独立行政法人評価制度委員会:内部統制の取組事例から学ぶ、組織の健全化と成長
独立行政法人評価制度委員会:内部統制の取組事例から学ぶ、組織の健全化と成長
独立行政法人評価制度委員会では、令和6年4月15日に第48回独立行政法人評価制度委員会・第65回評価部会(合同会議)が開催されました。この会議では、本年度の調査審議の進め方と内部統制に関する取組事例が議題に上がりました。
特に注目されたのは、内部統制に関する取組事例として紹介された、統計センターと教職員支援機構(NITS)の取り組みです。
統計センター:理事長主導による意識改革とリスク管理
統計センターは、常勤職員約600名の行政執行法人です。同法人は、理事長や理事からの定期的なメッセージ発信、内部統制推進月間の設定などを積極的に行い、職員の意識改革を図っています。
具体的には、理事長をはじめとする役員が毎月交代でメッセージを発信し、法人のミッションや組織運営に関する考え方を職員に共有しています。また、リスク管理については、「重点管理項目」と「日常管理項目」に分けて整理し、リスクマップ形式で可視化することで、リスクの発生を抑制する体制を整えています。

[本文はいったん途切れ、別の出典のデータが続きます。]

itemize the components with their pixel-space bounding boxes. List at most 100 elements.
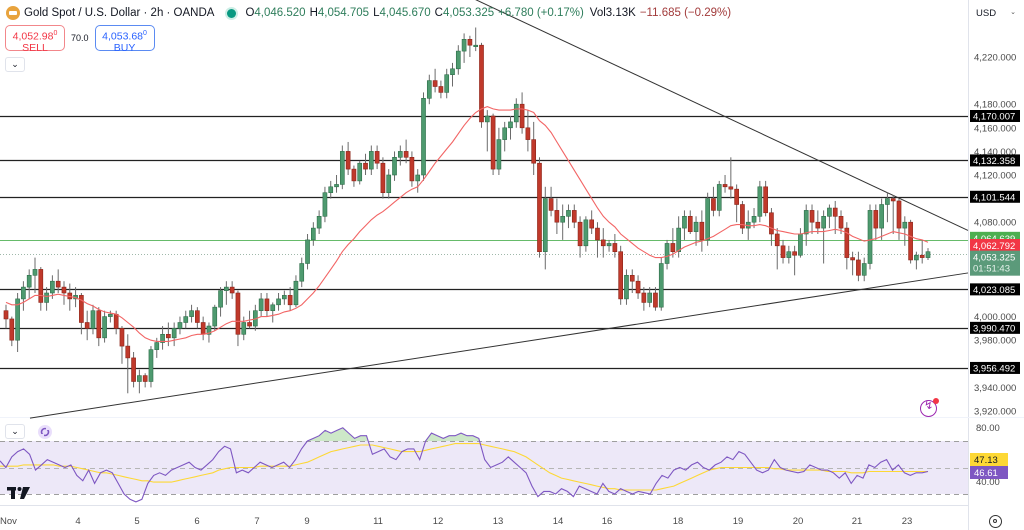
candle-body [647,292,652,303]
candlestick-series [3,27,931,394]
symbol-legend[interactable]: Gold Spot / U.S. Dollar · 2h · OANDA O4,… [6,6,731,20]
candle-body [583,219,589,247]
price-axis[interactable]: 4,220.000 4,180.000 4,160.000 4,140.000 4,12… [974,53,1016,418]
candle-body [629,274,635,282]
sell-label: SELL [22,41,48,54]
symbol-title[interactable]: Gold Spot / U.S. Dollar · 2h · OANDA [24,7,215,19]
time-tick-label: 20 [793,516,804,527]
trendline[interactable] [29,272,969,419]
ohlc-close: C4,053.325 [434,7,495,19]
buy-label: BUY [113,41,136,54]
time-axis[interactable]: Nov 4 5 6 7 9 11 12 13 14 16 18 19 20 21 23 [0,516,912,527]
sell-price: 4,052.98 [12,30,54,43]
price-tick-label: 3,980.000 [974,336,1016,347]
candle-body [79,295,84,323]
trade-panel: 4,052.980 SELL 70.0 4,053.680 BUY [5,25,155,54]
rsi-ma-tag-label: 47.13 [974,455,998,466]
time-tick-label: 4 [75,516,80,527]
candle-body [154,342,160,350]
time-tick-label: 11 [373,516,383,527]
currency-selector[interactable]: USD ⌄ [972,4,1020,24]
candle-body [554,210,560,223]
candle-body [38,269,44,303]
candle-body [270,304,276,311]
candle-body [229,286,235,294]
candle-body [316,216,322,229]
candle-body [44,292,49,303]
gear-icon [993,519,997,523]
time-tick-label: 16 [602,516,613,527]
candle-body [653,292,658,308]
candle-body [9,318,15,341]
candle-body [142,375,148,382]
candle-body [728,186,734,190]
candle-body [676,227,681,253]
alerts-button[interactable]: ↯ [920,398,939,417]
rsi-line [0,427,929,503]
candle-body [798,233,803,256]
trendlines[interactable] [29,0,969,419]
sell-button[interactable]: 4,052.980 SELL [5,25,65,54]
candle-body [757,186,763,217]
candle-body [577,221,583,247]
ma-polyline [5,106,929,342]
price-tick-label: 3,940.000 [974,383,1016,394]
candle-body [368,151,374,170]
candle-body [380,162,386,193]
candle-body [282,295,287,300]
candle-body [363,162,368,170]
price-tick-label: 4,180.000 [974,100,1016,111]
last-price-tag [970,250,1020,276]
candle-body [61,286,67,294]
ohlc-low: L4,045.670 [373,7,431,19]
market-status-icon[interactable] [227,8,237,18]
candle-body [525,127,531,140]
candle-body [189,310,194,317]
candle-body [108,313,113,317]
candle-body [32,269,38,276]
ohlc-open: O4,046.520 [245,7,306,19]
legend-collapse-button[interactable]: ⌄ [5,57,25,72]
candle-body [84,322,90,329]
rsi-value-tag-label: 46.61 [974,468,998,479]
candle-body [606,243,612,247]
settings-button[interactable] [989,515,1002,528]
chevron-down-icon: ⌄ [11,59,19,69]
candle-body [461,38,467,52]
candle-body [432,80,438,87]
candle-body [786,251,792,258]
rsi-legend-collapse-button[interactable]: ⌄ [5,424,25,439]
candle-body [734,188,739,205]
level-price-tag [970,190,1020,203]
candle-body [183,316,189,323]
candle-body [635,280,641,294]
candle-body [479,44,484,123]
candle-body [809,210,815,223]
buy-price: 4,053.68 [102,30,144,43]
last-price-label: 4,053.325 [973,253,1015,264]
candle-body [426,80,432,99]
candle-body [827,207,832,217]
candle-body [821,216,826,229]
rsi-refresh-button[interactable] [38,425,52,439]
price-tags: 4,170.007 4,132.358 4,101.544 4,023.085 3,99… [970,109,1020,479]
buy-button[interactable]: 4,053.680 BUY [94,25,155,54]
candle-body [119,328,125,347]
level-price-tag [970,154,1020,167]
candle-body [50,280,55,294]
candle-body [542,198,548,253]
candle-body [896,200,902,229]
trendline[interactable] [452,0,969,231]
candle-body [484,115,490,123]
chevron-down-icon: ⌄ [11,426,19,436]
tradingview-logo[interactable] [7,486,31,504]
candle-body [322,192,328,217]
rsi-value-tag [970,466,1008,479]
candle-body [740,204,745,229]
candle-body [560,216,566,223]
price-change: +6.780 (+0.17%) [498,7,584,19]
tradingview-logo-icon [7,487,30,499]
candle-body [200,322,206,335]
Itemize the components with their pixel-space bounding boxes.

さらに、内部統制推進月間を設け、全役職員を対象としたeラーニングやリスク管理のモニタリングを実施することで、内部統制に関する理解を深め、意識を高めています。
教職員支援機構(NITS):職員との対話を通じたミッション浸透と風通しの良い職場づくり
教職員支援機構(NITS)は、常勤職員約40名の中期目標管理法人です。同法人は、理事長自ら職員との日常的なコミュニケーションを重視し、ミッションの浸透と風通しの良い職場づくりに取り組んでいます。
具体的には、理事長が事務室を訪れて職員と直接会話をしたり、意見交換会を開催したりすることで、職員の意見や提案を直接聞き取り、業務に反映させています。また、職員が主体的に学び、意見交換できる場として、PLC(Professional Learning Community)を設け、職員同士のコミュニケーションを促進しています。
さらに、NITSでは、職員の入れ替わりが多いことを踏まえ、リスク対応計画を作成し、転入職員に共有することで、リスク管理意識の向上を図っています。
内部統制の重要性と今後の展望
今回の事例紹介では、理事長によるトップマネジメントを中心とした、内部統制の具体的な取り組みが示されました。
委員会では、内部統制の重要性や今後の課題について活発な議論が交わされました。特に、法人の規模や業務内容によって、内部統制に対する要求水準が異なること、監事の役割をより活用していく必要性などが指摘されました。
今後は、様々な法人の内部統制の取り組みを継続的に紹介し、その成果を共有することで、独立行政法人の健全な運営と成長に貢献していくことが期待されます。